No Such Thing as ‘Consensual Sex Work’ for Jenni Murray
Murray then blurs the line between her anti-porn diatribe with her across-the-board anti-sex work agenda, segueing into a claim that “in all my years talking to women as a journalist for both regional TV in Southampton and Women’s Hour, I have never encountered a single sex worker who said she enjoyed selling her body, either as a prostitute or as a ‘porn star.’ Not one was doing her job because it was pleasurable. In every case, they felt used, abused and harmed. They had not chosen such a career path.”
Murray claims that around 1980, when she read about the experiences of early-1970s porn performer Linda Lovelace, “that I began to believe pornography should be banned.”

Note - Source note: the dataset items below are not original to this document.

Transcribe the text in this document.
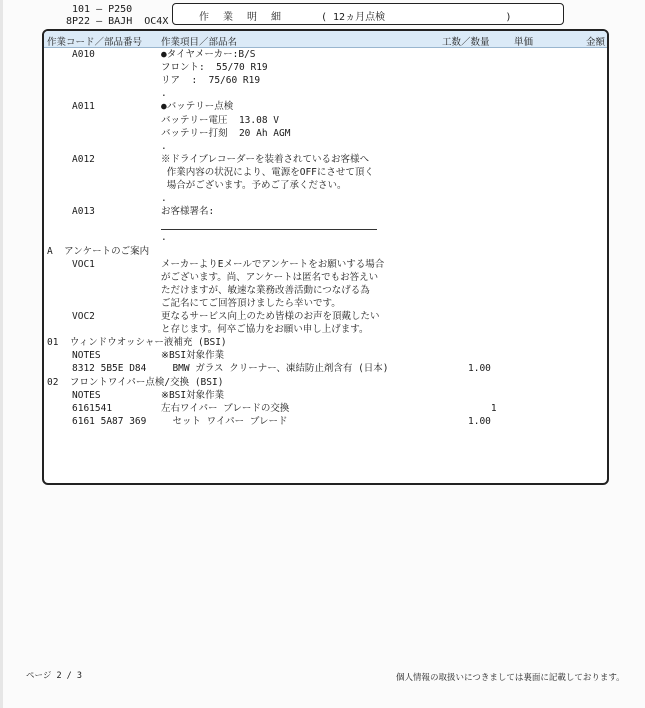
101 — P250
8P22 — BAJH  OC4X	作 業 明 細	( 12ヵ月点検                    )
作業コード／部品番号 作業項目／部品名	工数／数量	単価	金額
A010	●タイヤメーカー:B/S
フロント:  55/70 R19
リア  :  75/60 R19
.
A011	●バッテリー点検
バッテリー電圧  13.08 V
バッテリー打刻  20 Ah AGM
.
A012	※ドライブレコーダーを装着されているお客様へ
作業内容の状況により、電源をOFFにさせて頂く
場合がございます。予めご了承ください。
.
A013	お客様署名:
.
A  アンケートのご案内
VOC1	メーカーよりEメールでアンケートをお願いする場合
がございます。尚、アンケートは匿名でもお答えい
ただけますが、敏速な業務改善活動につなげる為
ご記名にてご回答頂けましたら幸いです。
VOC2	更なるサービス向上のため皆様のお声を頂戴したい
と存じます。何卒ご協力をお願い申し上げます。
01  ウィンドウオッシャー液補充 (BSI)
NOTES	※BSI対象作業
8312 5B5E D84 BMW ガラス クリーナー、凍結防止剤含有 (日本)	1.00
02  フロントワイパー点検/交換 (BSI)
NOTES	※BSI対象作業
6161541	左右ワイパー ブレードの交換	1
6161 5A87 369 セット ワイパー ブレード	1.00
ページ 2 / 3	個人情報の取扱いにつきましては裏面に記載しております。
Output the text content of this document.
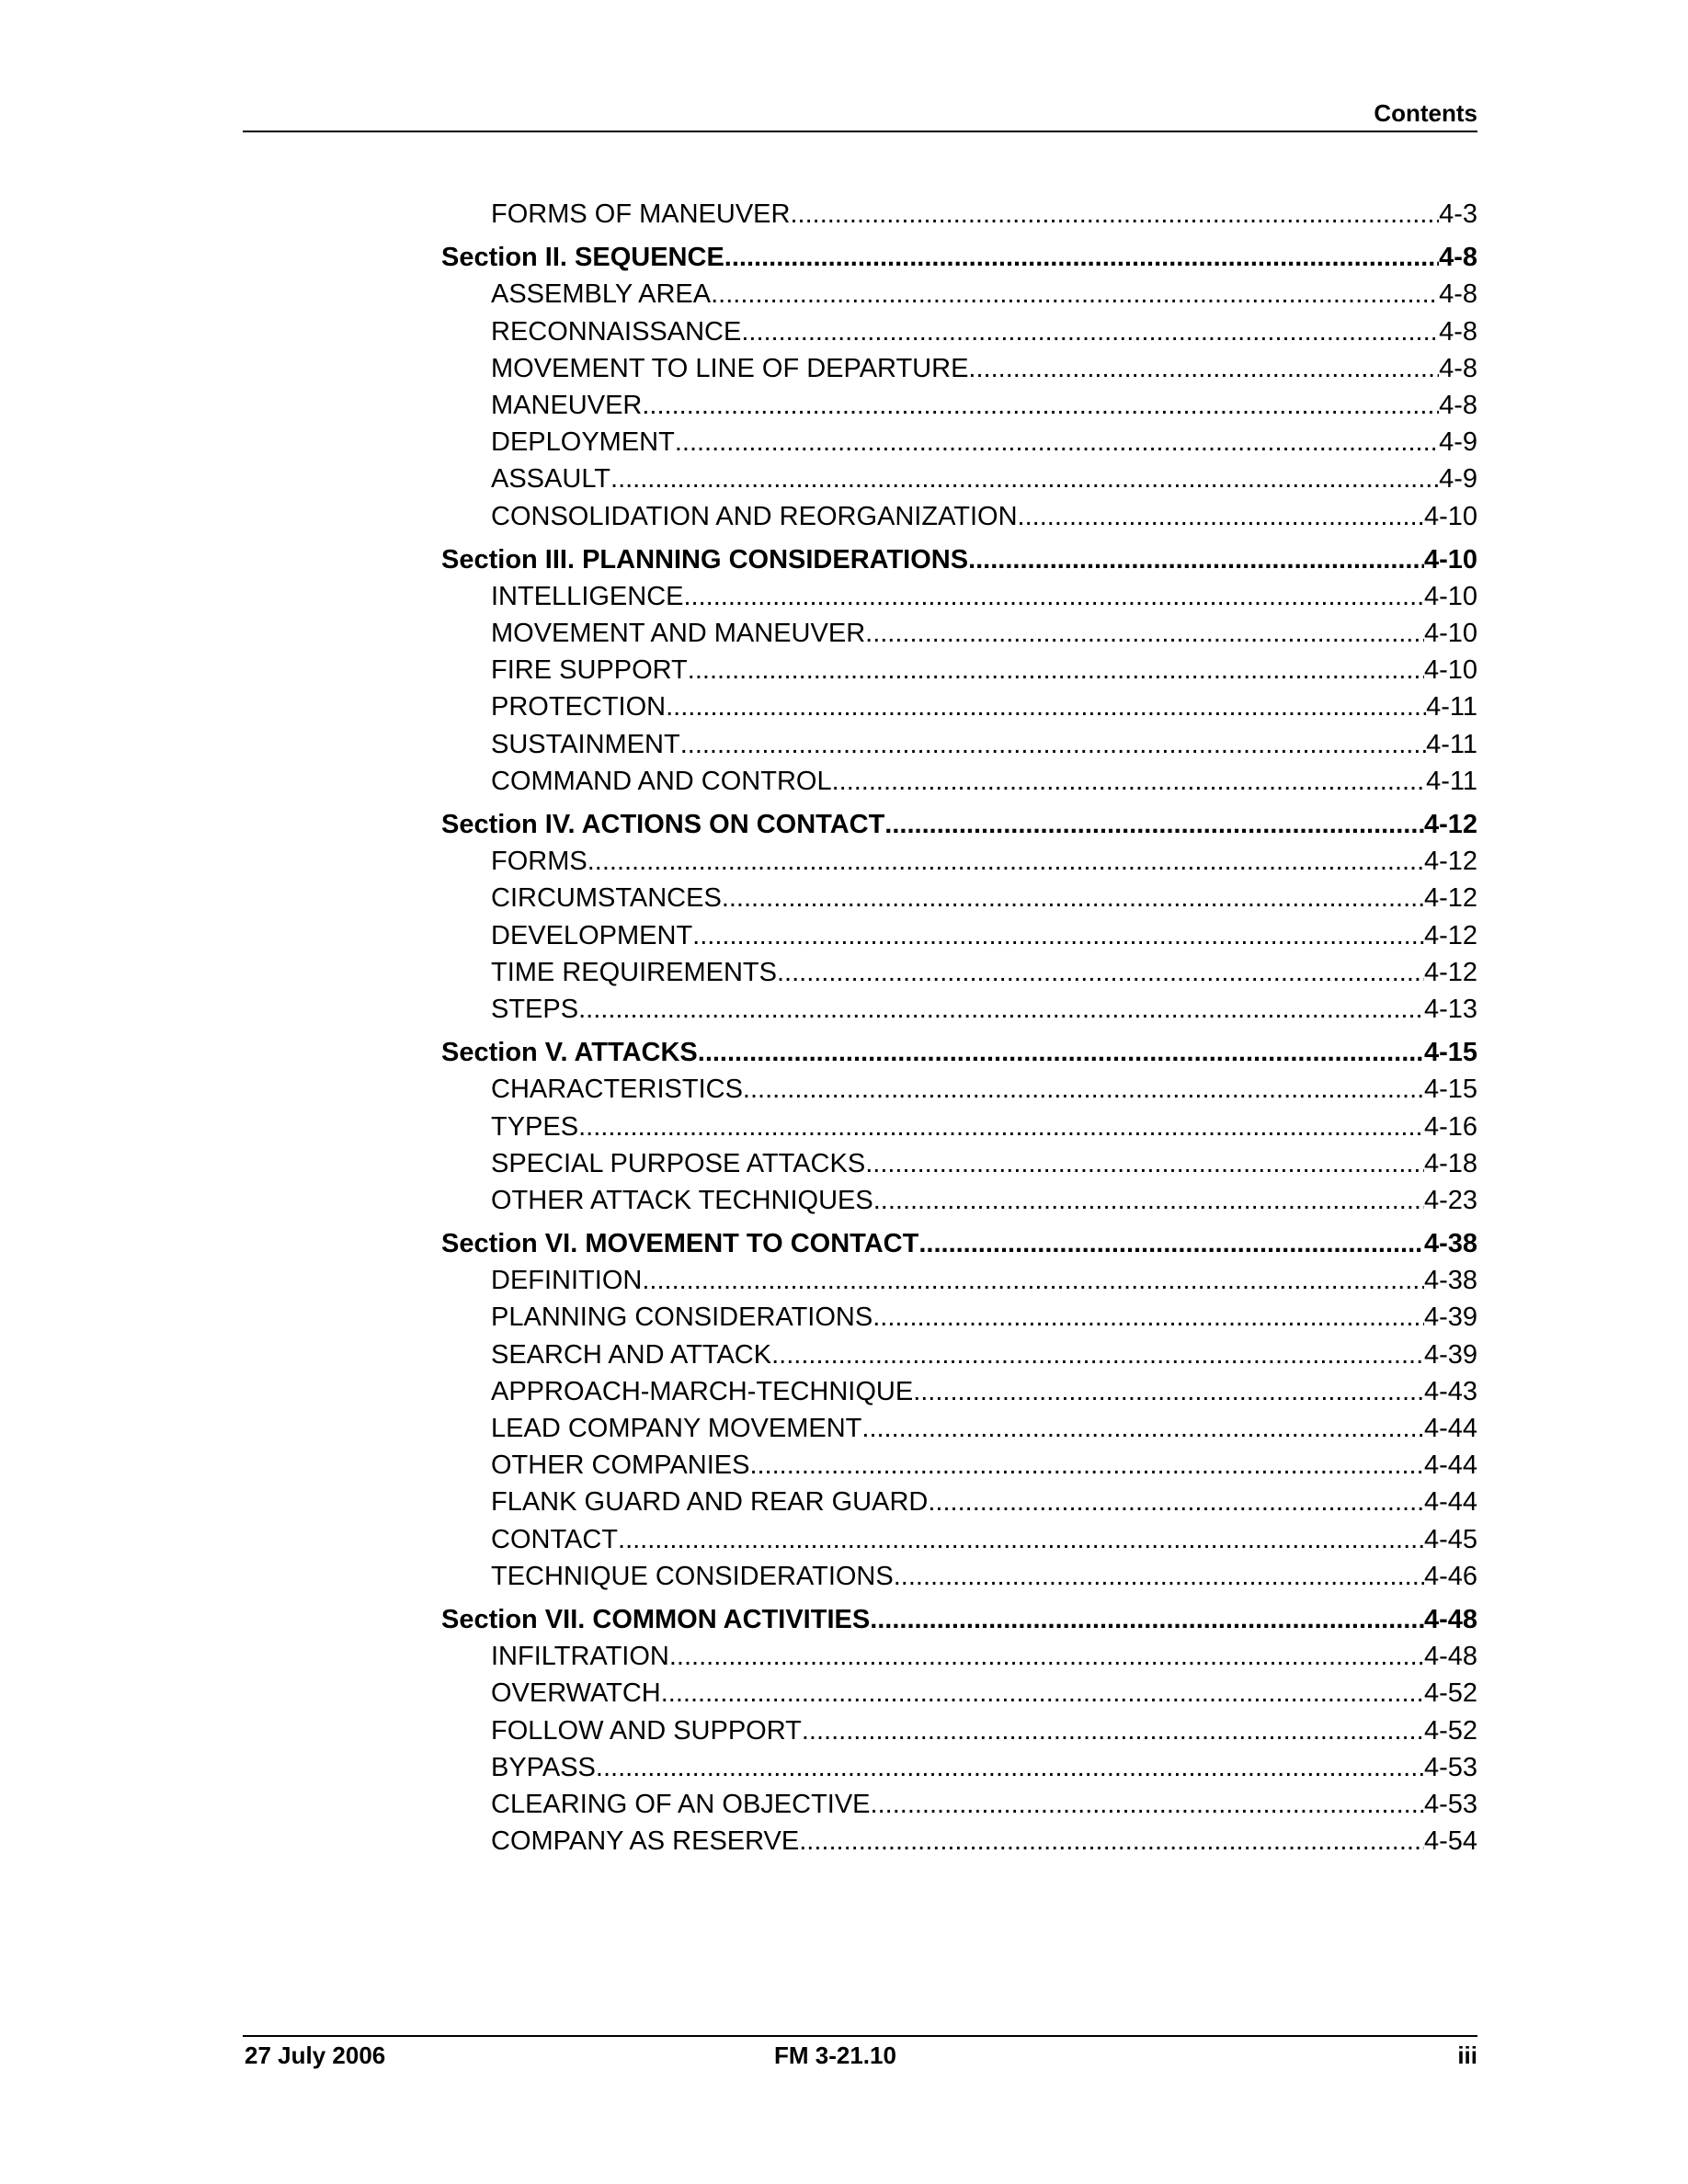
Contents
FORMS OF MANEUVER .....	4-3
Section II. SEQUENCE .....	4-8
ASSEMBLY AREA .....	4-8
RECONNAISSANCE .....	4-8
MOVEMENT TO LINE OF DEPARTURE .....	4-8
MANEUVER .....	4-8
DEPLOYMENT .....	4-9
ASSAULT .....	4-9
CONSOLIDATION AND REORGANIZATION .....	4-10
Section III. PLANNING CONSIDERATIONS .....	4-10
INTELLIGENCE .....	4-10
MOVEMENT AND MANEUVER .....	4-10
FIRE SUPPORT .....	4-10
PROTECTION .....	4-11
SUSTAINMENT .....	4-11
COMMAND AND CONTROL .....	4-11
Section IV. ACTIONS ON CONTACT .....	4-12
FORMS .....	4-12
CIRCUMSTANCES .....	4-12
DEVELOPMENT .....	4-12
TIME REQUIREMENTS .....	4-12
STEPS .....	4-13
Section V. ATTACKS .....	4-15
CHARACTERISTICS .....	4-15
TYPES .....	4-16
SPECIAL PURPOSE ATTACKS .....	4-18
OTHER ATTACK TECHNIQUES .....	4-23
Section VI. MOVEMENT TO CONTACT .....	4-38
DEFINITION .....	4-38
PLANNING CONSIDERATIONS .....	4-39
SEARCH AND ATTACK .....	4-39
APPROACH-MARCH-TECHNIQUE .....	4-43
LEAD COMPANY MOVEMENT .....	4-44
OTHER COMPANIES .....	4-44
FLANK GUARD AND REAR GUARD .....	4-44
CONTACT .....	4-45
TECHNIQUE CONSIDERATIONS .....	4-46
Section VII. COMMON ACTIVITIES .....	4-48
INFILTRATION .....	4-48
OVERWATCH .....	4-52
FOLLOW AND SUPPORT .....	4-52
BYPASS .....	4-53
CLEARING OF AN OBJECTIVE .....	4-53
COMPANY AS RESERVE .....	4-54
27 July 2006	FM 3-21.10	iii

A complete ban, Murray continues, “would not only prevent women in the porn industry from being violated (with little or no recourse to justice), it would also reduce the belief by some in society that sexual violence against women is acceptable.”
Demanding ‘Long Prison Sentences’ for All Pornographers
She admits that until now, “no attempt to make pornography illegal has ever been successful. The industry is powerful and rich — worth an estimated 12 billion pounds globally. And until now, the argument that a ban would threaten freedom of speech always took precedence over the simple facts that pornography damages women and puts them at risk. But we’re not talking ‘speech’ here. We’re talking recorded evidence of sexual violence.”
Murray, who would like to censor not only “adult sites” but also Twitter and every other website online, also thinks that the controversial Online Safety Bill is “too weak in its definition of age verification and leaves too much to codes of practice and guidance being drafted later. “
It is time, she declares “for the Government to be tough enough to make pornography illegal — with long prison sentences to control those who continue to distribute it. Fines are not frightening enough.”